Flashback to 1946, post-World War II: Millions of soldiers and others in the armed forces were returning to America in anticipation of a fresh start. Optimism was in the air, as was the promise of stability and—thanks to the G.I. Bill—a new house and maybe even a brand-new car. Leaving the comforts of home was not in the picture. Nevertheless, Philadelphia-based Curtis Publishing boldly banked on what can only be called a gut feeling that soon a curious slice of the population would become restless. Thus was born Holiday, our country’s first and arguably best travel magazine.
Under the leadership of Ted Patrick, its second and longest-tenured editor, Holiday took to the open roads, crossed borders and explored some of the world’s most-coveted as well as its least-known destinations—some that readers might never themselves visit (hence, the expression “armchair travelers”). This was an era of slow transportation—transatlantic crossings, prop planes and rail travel—though not for everyone, only for the privileged few.
What distinguished Holiday under Patrick was his unerring eye for talent, which led him to assign stories to writers (Ernest Hemingway, John O’Hara, John Steinbeck, Colette, Truman Capote), photographers (Robert Capa, Henri Cartier-Bresson, Slim Aarons and Elliott Erwitt) and artists (Ludwig Bemelmans, Al Hirschfeld, Ronald Searle and George Giusti) who were considered the greatest of their generation. Many contributors had been in, or had covered, combat. They welcomed the opportunity to leave conflict behind and, instead, seek out the most beautiful, stimulating and, above all, peaceful places on the planet.
Not always, however. Both Patrick and his brilliant art director Frank Zachary realized that the world was still, and probably would always be, in turmoil and not every destination was without its flaws. To depict certain cities or countries or even continents without citing their blemishes was not to tell the whole story—therefore, the magazine’s attitude was photojournalistic, which only added to its fascination.
One of the magazine’s most famous essays was “Here Is New York” by E.B. White. Published in 1948 and subsequently released in book form, it is regarded as one of the most moving and candid portraits of the city. Theme issues were another of Holiday’s hallmarks—spotlighting such subjects as Paris, London, Spain, Mexico, Africa, Israel and Russia. To this day, these editions are considered keepsakes.

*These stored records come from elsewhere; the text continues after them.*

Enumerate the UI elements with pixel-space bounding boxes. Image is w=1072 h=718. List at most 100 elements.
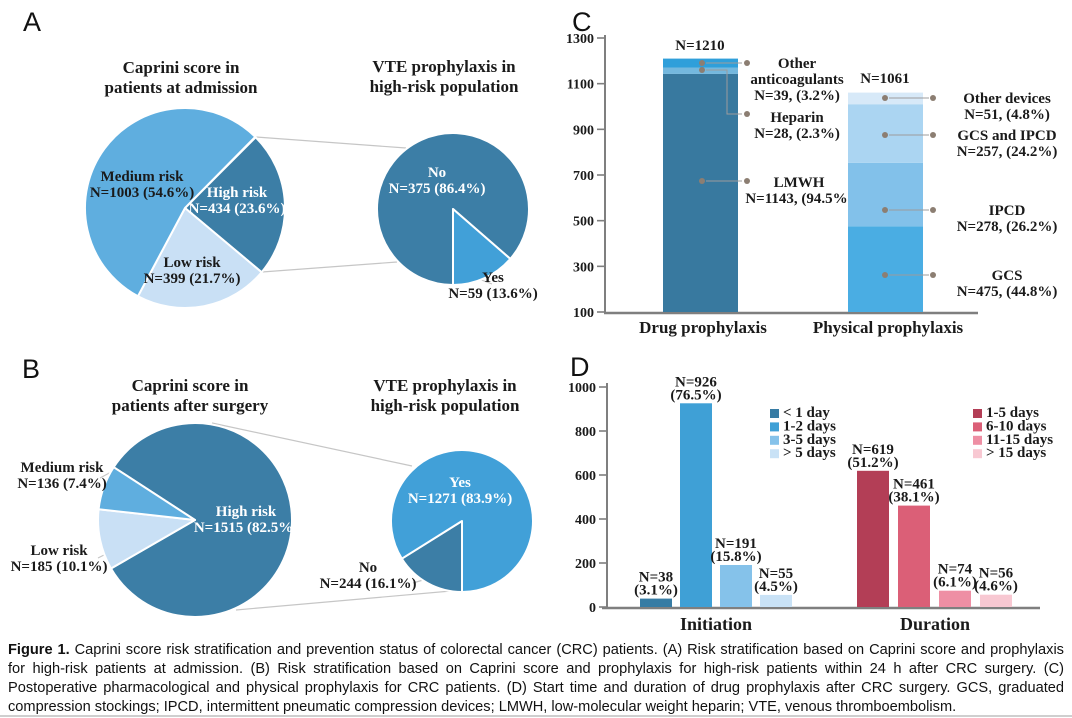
- slice-label-no: No: [428, 165, 446, 181]
- slice-value-low-risk: N=399 (21.7%): [144, 271, 241, 287]
- y-tick-label: 0: [589, 601, 596, 616]
- annotation-dot: [882, 132, 888, 138]
- group-label-duration: Duration: [900, 614, 970, 634]
- pie-title: VTE prophylaxis in: [373, 376, 517, 395]
- link-line: [211, 422, 413, 467]
- legend-swatch--15-days: [973, 449, 982, 459]
- bar-pct--1-day: (3.1%): [634, 583, 678, 599]
- pie-slice-low-risk: [136, 207, 263, 309]
- caption-prefix: Figure 1.: [8, 642, 70, 658]
- slice-label-low-risk: Low risk: [163, 255, 221, 271]
- annotation-text-gcs: N=475, (44.8%): [957, 284, 1058, 300]
- slice-value-no: N=244 (16.1%): [320, 576, 417, 592]
- legend-swatch--1-day: [770, 409, 779, 418]
- pie-title: VTE prophylaxis in: [372, 57, 516, 76]
- bar-value-11-15-days: N=74: [938, 562, 973, 578]
- annotation-text-gcs-and-ipcd: GCS and IPCD: [957, 128, 1056, 144]
- bar-pct--15-days: (4.6%): [974, 579, 1018, 595]
- annotation-text-heparin: Heparin: [770, 110, 824, 126]
- y-tick-label: 200: [575, 557, 596, 572]
- slice-label-high-risk: High risk: [216, 504, 277, 520]
- category-label-drug-prophylaxis: Drug prophylaxis: [639, 318, 767, 337]
- slice-label-high-risk: High risk: [207, 185, 268, 201]
- annotation-dot: [699, 60, 705, 66]
- pie-title: Caprini score in: [123, 58, 240, 77]
- pie-slice-medium-risk: [84, 107, 257, 298]
- slice-value-no: N=375 (86.4%): [389, 181, 486, 197]
- slice-label-medium-risk: Medium risk: [101, 169, 185, 185]
- slice-value-yes: N=59 (13.6%): [448, 286, 537, 302]
- slice-label-no: No: [359, 560, 377, 576]
- pie-title: Caprini score in: [132, 376, 249, 395]
- y-tick-label: 300: [573, 260, 594, 275]
- y-tick-label: 900: [573, 123, 594, 138]
- annotation-text-other-anticoagulants: N=39, (3.2%): [754, 88, 840, 104]
- legend-label-3-5-days: 3-5 days: [783, 432, 836, 448]
- link-line: [235, 590, 452, 611]
- legend-swatch-1-5-days: [973, 409, 982, 418]
- legend-swatch-6-10-days: [973, 422, 982, 432]
- legend-label-11-15-days: 11-15 days: [986, 432, 1053, 448]
- annotation-text-other-devices: Other devices: [963, 91, 1051, 107]
- annotation-text-ipcd: IPCD: [989, 203, 1026, 219]
- annotation-text-heparin: N=28, (2.3%): [754, 126, 840, 142]
- bar-initiation-1-2-days: [680, 403, 712, 607]
- panel-c-stacked-bar-chart: 100 300 500 700 900 1100 1300 N=1210 Drug prophy…: [566, 32, 1058, 337]
- slice-value-high-risk: N=1515 (82.5%): [194, 520, 298, 536]
- y-tick-label: 400: [575, 513, 596, 528]
- bar-segment-lmwh: [663, 73, 738, 312]
- annotation-dot: [930, 207, 936, 213]
- bar-pct--5-days: (4.5%): [754, 579, 798, 595]
- annotation-dot: [882, 272, 888, 278]
- caption-body: Caprini score risk stratification and pr…: [8, 642, 1064, 715]
- legend-label--15-days: > 15 days: [986, 445, 1046, 461]
- pie-title: patients after surgery: [112, 396, 269, 415]
- annotation-dot: [744, 178, 750, 184]
- bar-duration--15-days: [980, 594, 1012, 607]
- y-tick-label: 600: [575, 469, 596, 484]
- slice-value-yes: N=1271 (83.9%): [408, 491, 512, 507]
- bar-pct-1-5-days: (51.2%): [847, 455, 898, 471]
- panel-label-c: C: [572, 7, 592, 37]
- annotation-dot: [699, 67, 705, 73]
- slice-label-yes: Yes: [482, 270, 504, 286]
- slice-value-medium-risk: N=1003 (54.6%): [90, 185, 194, 201]
- category-label-physical-prophylaxis: Physical prophylaxis: [813, 318, 964, 337]
- bar-pct-11-15-days: (6.1%): [933, 575, 977, 591]
- pie-slice-high-risk: [110, 422, 293, 618]
- bar-initiation-3-5-days: [720, 565, 752, 607]
- annotation-text-gcs-and-ipcd: N=257, (24.2%): [957, 144, 1058, 160]
- annotation-text-other-anticoagulants: anticoagulants: [750, 72, 844, 88]
- bar-duration-11-15-days: [939, 590, 971, 607]
- legend-swatch-11-15-days: [973, 435, 982, 445]
- pie-slice-high-risk: [184, 136, 286, 274]
- legend-label-1-5-days: 1-5 days: [986, 405, 1039, 421]
- bar-initiation--5-days: [760, 594, 792, 607]
- bar-value-6-10-days: N=461: [893, 477, 935, 493]
- y-tick-label: 700: [573, 169, 594, 184]
- bottom-rule: [0, 715, 1072, 717]
- panel-label-b: B: [22, 354, 41, 384]
- bar-total-drug-prophylaxis: N=1210: [675, 38, 724, 54]
- bar-value--15-days: N=56: [979, 566, 1014, 582]
- slice-value-medium-risk: N=136 (7.4%): [17, 476, 106, 492]
- bar-segment-ipcd: [848, 162, 923, 227]
- legend-swatch-3-5-days: [770, 435, 779, 445]
- panel-d-bar-chart: 0 200 400 600 800 1000 N=38(3.1%) N=926(76.5%) N…: [568, 374, 1053, 634]
- link-line: [261, 261, 398, 273]
- slice-value-high-risk: N=434 (23.6%): [189, 201, 286, 217]
- annotation-dot: [744, 111, 750, 117]
- bar-value--5-days: N=55: [759, 566, 793, 582]
- annotation-text-lmwh: N=1143, (94.5%): [745, 191, 852, 207]
- annotation-line-heparin: [706, 69, 742, 115]
- y-tick-label: 100: [573, 306, 594, 321]
- slice-label-yes: Yes: [449, 475, 471, 491]
- annotation-text-gcs: GCS: [992, 268, 1023, 284]
- bar-total-physical-prophylaxis: N=1061: [860, 71, 909, 87]
- y-tick-label: 500: [573, 215, 594, 230]
- slice-label-low-risk: Low risk: [30, 543, 88, 559]
- pie-slice-yes: [390, 449, 534, 593]
- pie-title: high-risk population: [370, 77, 519, 96]
- bar-value-1-5-days: N=619: [852, 442, 894, 458]
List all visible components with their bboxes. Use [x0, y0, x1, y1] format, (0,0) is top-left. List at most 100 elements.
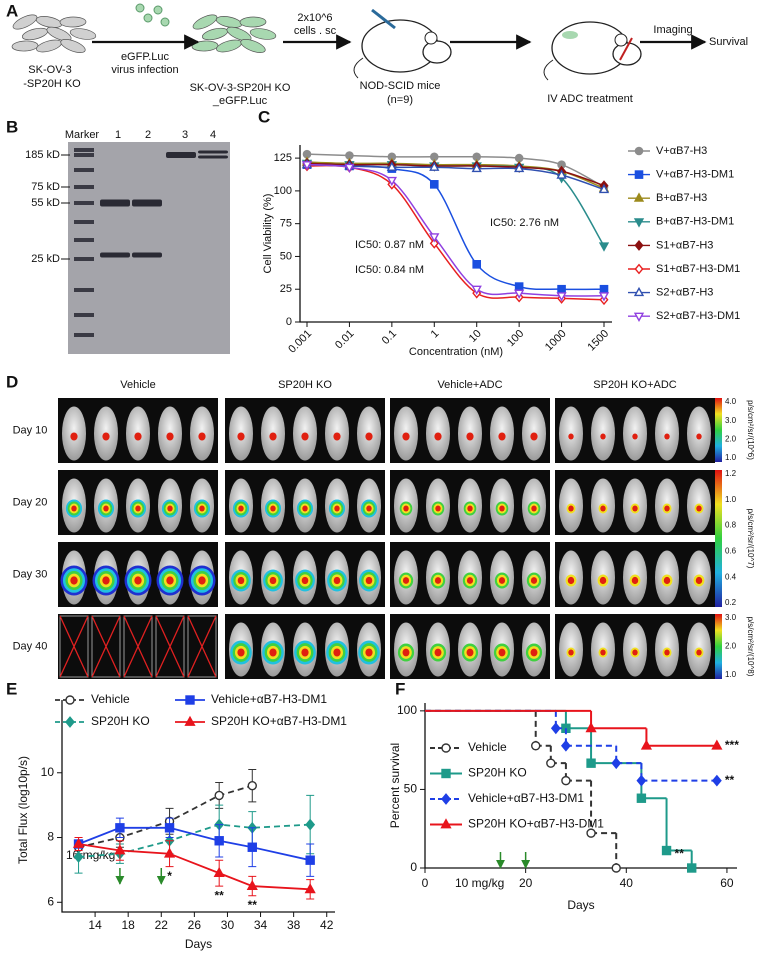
colorbar-tick: 1.0 — [725, 670, 737, 679]
x-tick-label: 100 — [505, 328, 526, 349]
legend-label: V+αB7-H3 — [656, 145, 707, 157]
signal — [530, 648, 538, 657]
colorbar-tick: 2.0 — [725, 434, 737, 443]
marker — [440, 818, 452, 829]
label: cells . sc — [294, 25, 337, 37]
band — [74, 238, 94, 242]
label: SK-OV-3 — [28, 64, 71, 76]
cell — [21, 27, 49, 41]
colorbar-tick: 0.6 — [725, 547, 737, 556]
y-tick-label: 0 — [286, 316, 292, 328]
signal — [631, 576, 639, 585]
signal — [237, 432, 245, 441]
line — [78, 843, 311, 891]
x-tick-label: 18 — [122, 918, 136, 932]
signal — [166, 576, 174, 585]
colorbar-unit: p/s/cm²/sr/(10^6) — [746, 400, 755, 460]
legend-label: SP20H KO+αB7-H3-DM1 — [211, 714, 347, 728]
frame — [91, 615, 121, 678]
marker — [611, 757, 622, 770]
marker — [561, 775, 571, 786]
x-tick-label: 0.01 — [333, 328, 357, 352]
cross — [123, 615, 153, 678]
cross — [187, 615, 217, 678]
signal — [664, 433, 670, 440]
day-label: Day 20 — [13, 496, 48, 508]
y-tick-label: 10 — [41, 765, 55, 779]
marker — [163, 847, 176, 858]
marker — [185, 695, 195, 705]
marker — [247, 781, 257, 791]
y-axis-label: Cell Viability (%) — [262, 194, 274, 274]
signal — [334, 505, 340, 512]
y-tick-label: 25 — [280, 283, 292, 295]
signal — [365, 432, 373, 441]
signal — [301, 648, 309, 657]
marker — [184, 715, 196, 726]
frame — [123, 615, 153, 678]
marker — [633, 192, 645, 202]
marker — [636, 774, 647, 787]
lane-label: 2 — [145, 129, 151, 141]
legend-label: Vehicle — [468, 740, 507, 754]
marker — [634, 239, 644, 251]
signal — [134, 432, 142, 441]
marker — [598, 242, 610, 252]
band — [100, 199, 130, 207]
frame — [187, 615, 217, 678]
y-tick-label: 0 — [410, 860, 417, 874]
x-tick-label: 60 — [720, 876, 734, 890]
colorbar-tick: 3.0 — [725, 613, 737, 622]
colorbar-unit: p/s/cm²/sr/(10^8) — [746, 617, 755, 677]
label: SK-OV-3-SP20H KO — [190, 82, 291, 94]
x-axis-label: Concentration (nM) — [409, 346, 503, 358]
legend-label: B+αB7-H3 — [656, 192, 707, 204]
label: eGFP.Luc — [121, 51, 170, 63]
marker — [429, 237, 439, 249]
colorbar — [715, 398, 722, 462]
band — [198, 150, 228, 154]
signal — [499, 505, 505, 512]
marker — [514, 282, 524, 291]
legend-label: S1+αB7-H3 — [656, 239, 713, 251]
marker — [586, 758, 596, 768]
colorbar — [715, 614, 722, 679]
signal — [530, 432, 538, 441]
band — [74, 168, 94, 172]
colorbar-tick: 0.4 — [725, 572, 737, 581]
x-tick-label: 22 — [155, 918, 169, 932]
line — [78, 826, 311, 862]
legend-label: Vehicle+αB7-H3-DM1 — [468, 791, 584, 805]
marker — [546, 758, 556, 768]
signal — [301, 576, 309, 585]
cell — [59, 16, 87, 28]
frame — [59, 615, 89, 678]
marker — [429, 180, 439, 189]
marker — [556, 169, 567, 179]
cross — [59, 615, 89, 678]
marker — [636, 793, 647, 803]
signal — [568, 649, 574, 656]
y-axis-label: Total Flux (log10p/s) — [16, 756, 30, 864]
legend-label: Vehicle+αB7-H3-DM1 — [211, 692, 327, 706]
marker — [213, 866, 225, 878]
legend-label: SP20H KO — [91, 714, 150, 728]
signal — [600, 433, 606, 440]
signal — [568, 433, 574, 440]
marker — [634, 146, 644, 156]
band — [74, 148, 94, 152]
panel-label: F — [395, 679, 405, 698]
signal — [333, 432, 341, 441]
x-tick-label: 42 — [320, 918, 334, 932]
signal — [199, 505, 205, 512]
signal — [102, 576, 110, 585]
signal — [632, 649, 638, 656]
marker — [73, 851, 84, 863]
marker — [556, 292, 567, 302]
x-tick-label: 10 — [467, 328, 484, 345]
cell — [249, 28, 277, 40]
marker — [513, 289, 525, 299]
significance: ** — [675, 847, 685, 861]
curve — [306, 164, 605, 301]
signal — [434, 648, 442, 657]
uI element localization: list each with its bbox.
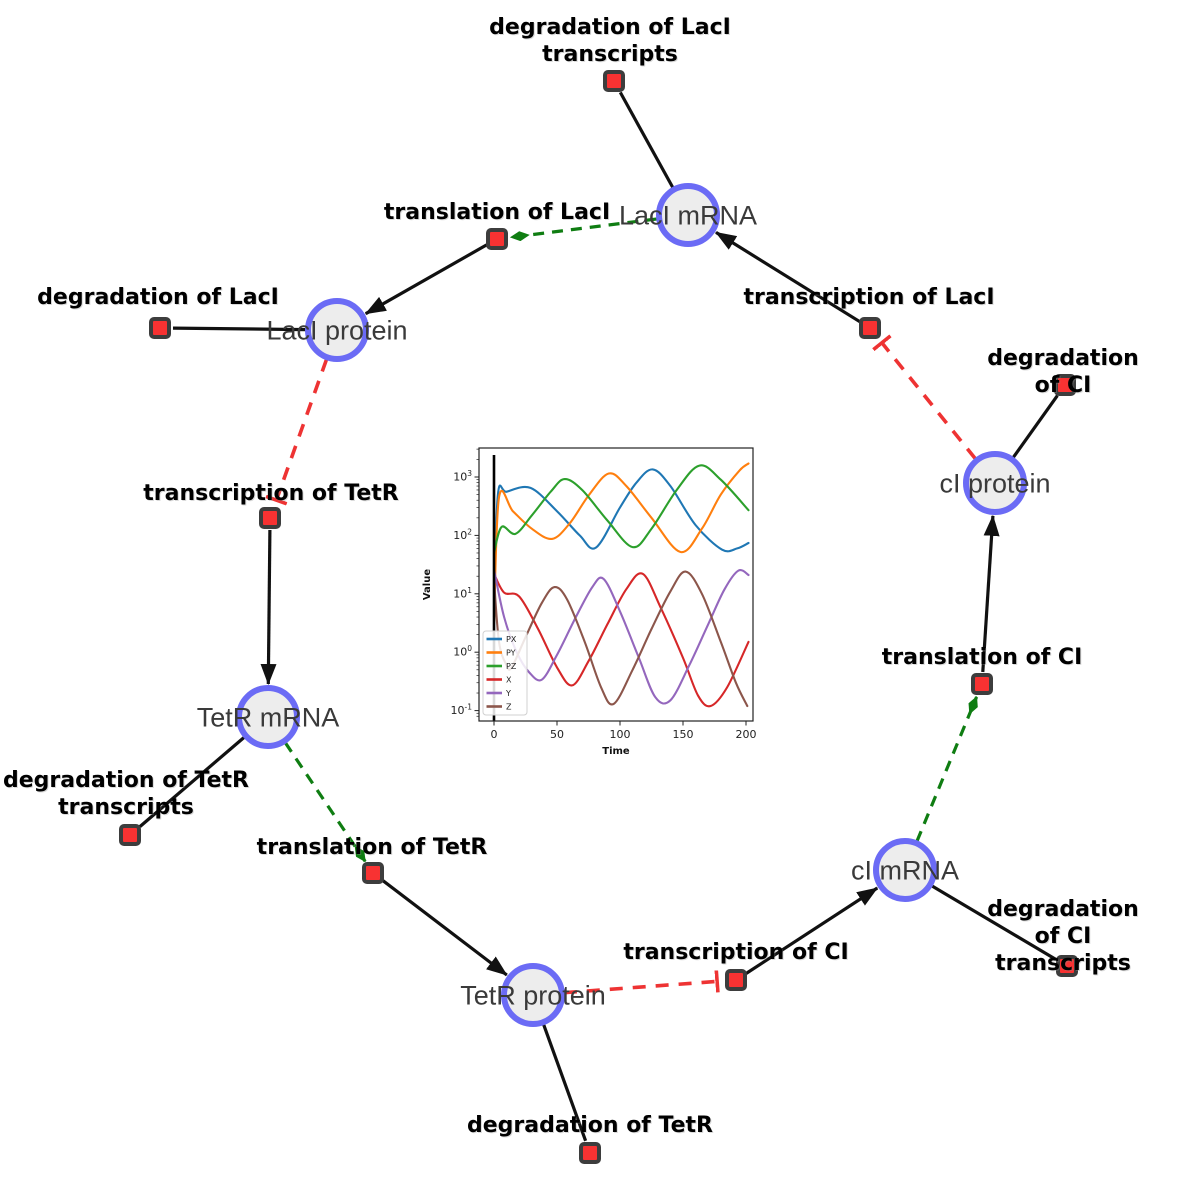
- series-line-Y: [492, 568, 750, 705]
- reaction-node-deg-tetr-transcripts[interactable]: [119, 824, 141, 846]
- y-tick-label: 102: [453, 527, 472, 542]
- edge-consumption-ci-protein-to-deg-ci: [1011, 394, 1059, 459]
- legend-label-PZ: PZ: [506, 662, 517, 671]
- edge-production-transcription-ci-to-ci-mrna: [745, 886, 879, 975]
- species-node-laci-protein[interactable]: [305, 298, 369, 362]
- y-tick-label: 100: [453, 644, 472, 659]
- edge-inhibition-laci-protein-to-transcription-tetr: [265, 358, 329, 506]
- species-node-ci-protein[interactable]: [963, 451, 1027, 515]
- series-line-PZ: [492, 464, 750, 555]
- edge-production-transcription-tetr-to-tetr-mrna: [260, 529, 277, 685]
- legend-label-Y: Y: [505, 689, 511, 698]
- edge-production-translation-ci-to-ci-protein: [981, 514, 1000, 673]
- reaction-node-deg-tetr[interactable]: [579, 1142, 601, 1164]
- reaction-node-deg-ci[interactable]: [1054, 374, 1076, 396]
- edge-production-transcription-laci-to-laci-mrna: [715, 231, 861, 324]
- reaction-node-deg-laci-transcripts[interactable]: [603, 70, 625, 92]
- y-tick-label: 101: [453, 586, 472, 601]
- species-node-tetr-protein[interactable]: [501, 963, 565, 1027]
- edge-inhibition-ci-protein-to-transcription-laci: [872, 334, 977, 461]
- series-line-Z: [492, 570, 749, 708]
- chart-frame: [478, 447, 754, 722]
- y-tick-label: 103: [453, 469, 472, 484]
- reaction-node-translation-tetr[interactable]: [362, 862, 384, 884]
- edge-production-translation-tetr-to-tetr-protein: [381, 879, 508, 977]
- edge-consumption-tetr-protein-to-deg-tetr: [541, 1023, 588, 1142]
- edge-modifier-tetr-mrna-to-translation-tetr: [283, 741, 367, 863]
- edge-consumption-laci-mrna-to-deg-laci-transcripts: [618, 91, 675, 189]
- edge-consumption-ci-mrna-to-deg-ci-transcripts: [930, 884, 1057, 961]
- x-tick-label: 0: [491, 728, 498, 741]
- species-node-laci-mrna[interactable]: [656, 183, 720, 247]
- y-axis-label: Value: [422, 569, 433, 600]
- series-line-PX: [492, 468, 750, 619]
- series-line-X: [492, 572, 750, 708]
- reaction-node-deg-laci[interactable]: [149, 317, 171, 339]
- reaction-node-translation-laci[interactable]: [486, 228, 508, 250]
- reaction-node-transcription-tetr[interactable]: [259, 507, 281, 529]
- edge-modifier-ci-mrna-to-translation-ci: [915, 695, 979, 843]
- reaction-node-deg-ci-transcripts[interactable]: [1056, 955, 1078, 977]
- edge-consumption-laci-protein-to-deg-laci: [172, 326, 307, 332]
- edge-inhibition-tetr-protein-to-transcription-ci: [563, 970, 720, 995]
- x-tick-label: 150: [673, 728, 694, 741]
- species-node-tetr-mrna[interactable]: [236, 685, 300, 749]
- species-node-ci-mrna[interactable]: [873, 838, 937, 902]
- x-axis-label: Time: [602, 746, 630, 757]
- x-tick-label: 100: [610, 728, 631, 741]
- x-tick-label: 200: [736, 728, 757, 741]
- legend-label-Z: Z: [506, 703, 512, 712]
- reaction-node-transcription-laci[interactable]: [859, 317, 881, 339]
- legend-label-PX: PX: [506, 635, 517, 644]
- y-tick-label: 10-1: [451, 703, 473, 718]
- legend-label-X: X: [506, 676, 512, 685]
- x-tick-label: 50: [550, 728, 564, 741]
- legend-label-PY: PY: [506, 649, 516, 658]
- reaction-node-translation-ci[interactable]: [971, 673, 993, 695]
- series-line-PY: [492, 462, 750, 626]
- edge-modifier-laci-mrna-to-translation-laci: [509, 217, 658, 242]
- edge-consumption-tetr-mrna-to-deg-tetr-transcripts: [138, 735, 246, 828]
- edge-production-translation-laci-to-laci-protein: [364, 243, 488, 316]
- legend: PX PY PZ XYZ: [482, 630, 528, 716]
- reaction-node-transcription-ci[interactable]: [725, 969, 747, 991]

Patrick died in 1964, but it was not by any means the end of Holiday, which continued under two successors, Don Schanche and Caskie Stinnett, who navigated the magazine through the rough waters of the ’60s. Even Frank Zachary returned for a while to do a stint under Stinnett. By this time, many Americans were off to Europe on jet planes, cruising through the Caribbean and at the ready for the challenges of exotic travel. In 1971, Holiday was bought by new owners from Indianapolis. Eventually, after a merge, its name was changed to Travel/Holiday. It was never the same. By the late ’70s, the magazine was out of business. But not forever. In 2014, Franck Durand, a visionary French graphic designer, resurrected the title, and now publishes his version of Holiday out of Paris twice a year. This fall, 73 years after the iconic magazine came into being, Rizzoli is paying tribute to its golden years in a book called—what else?—Holiday.
Pamela Fiori, who went on to edit Travel + Leisure and Town & Country, got her start in magazines at Holiday from 1968 to 1971 and is the author of this book.